As I watched King Charles receiving the warm messages from Parliamentarians on Monday (sitting on the very spot where his ancestor and namesake King Charles 1 had been brutally condemned to death by our Parliamentarian ancestors), it occurred to me to wonder whether he was being comforted by us; or we by him? Was all of the magnificent pageantry of the last week or so, and the many poignant and emotional moments within it, a family matter, a farewell to our great Late Queen, a celebration of our new King, a moment of transition for the whole Nation, an essential symbol of our (unwritten) Constitution with the Parliamentary Monarchy at the heart of it; or, I suppose, some part of all of these.
Or is it that the Royal family, we Parliamentarians, the people as a whole (so many thousands of whom will queue for hours for a last glimpse of Her Majesty), the soldiers taking part in the ceremonies, the hundreds of people responsible for making the necessarily highly complex logistical arrangements, the purist Constitutional expert; is it that all of us in our different ways are seeking ‘comfort’ from these events and ceremonies. Comfort from our grief, comfort that other people feel the same as we do; comfort that the traditions and symbols are as powerful as ever; and comfort that despite Her Majesty’s sad death our Nation and Parliament and Monarchy would still be the same; comfort that the Nation is still functioning as it always has and always must.
It’s an odd word ‘comfort’. We tend to think of it as being rather like ‘luxury’, perhaps ‘cosy-ness’. It’s a first class hotel; it’s a warm fire, our old slippers, relaxation after a busy day; it’s what our Mother did when we fell over and grazed our knee- she ‘comforted’ us.
In actual fact the word’s real meaning is rather less soppy. It comes from the same root as ‘fort’, ‘fortitude’, ‘fortify’, and its real meaning is “to make strong.” In an old sermon of my Father’s he points out that the Beatitude “Blessed are they that mourn, for they shall be comforted” does not really mean that the mourner’s pain will diminish. Nor should we necessarily want it to, cathartic as pain can be. The Beatitude does not mean that mourners will be made less sad, but that they will be made stronger - stronger not only to bear the immediate loss, but also stronger to face the other problems of life as well. Mourning strengthens us in every way. Those who have queued for hours to file past HM’s coffin feel satisfied, stronger, as they leave through the Great North door of Westminster Hall as the King did after the ceremony on Monday.

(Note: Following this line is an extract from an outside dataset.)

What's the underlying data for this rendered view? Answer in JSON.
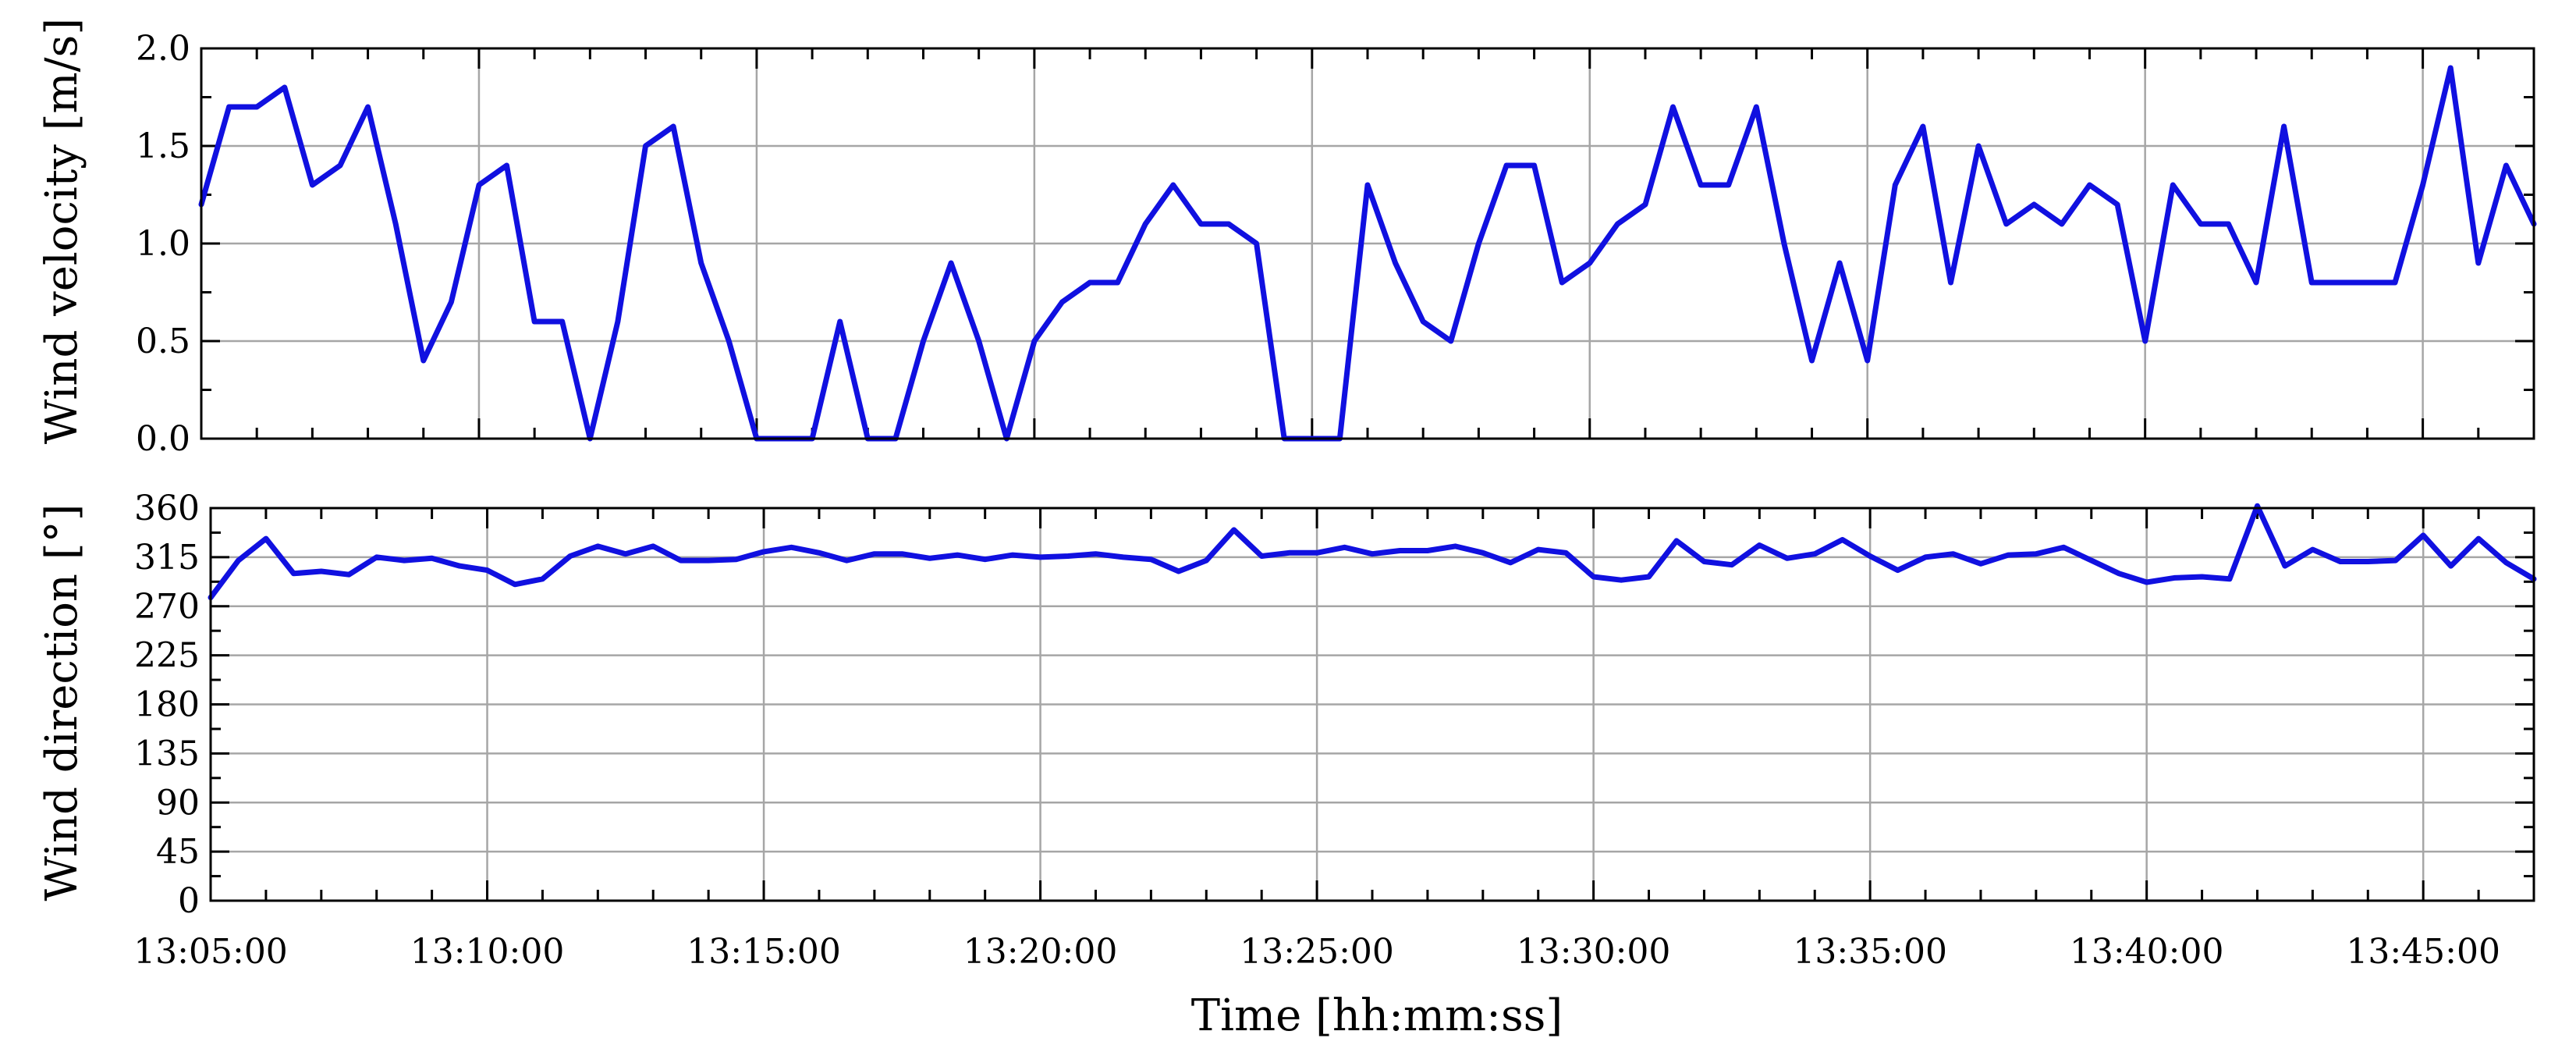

It has been an extraordinary few weeks - with the switching of one Prime Minister and Administration, the start of a new one with some dramatic (if overshadowed) announcements about the Energy crisis, alongside the sad passing of our late great Queen and the accession of the new King. Meanwhile we rejoice at what looks like a dramatic and I hope, decisive, turn in favour of the Ukrainians, the Russians fleeing in disarray. What a mix of emotions, what concerns and sadness yet what curious happiness we have experienced. What uncertainties and newness we face. Who knows what the short, medium, far less long term future will hold?
In all of that we seek certainty, reassurance; we hold dear to all we know, to the familiar and to the certain. And I hope that we are comforted- given fortitude, strengthened, given new certainty and strength for the future - by the mourning of the last few days.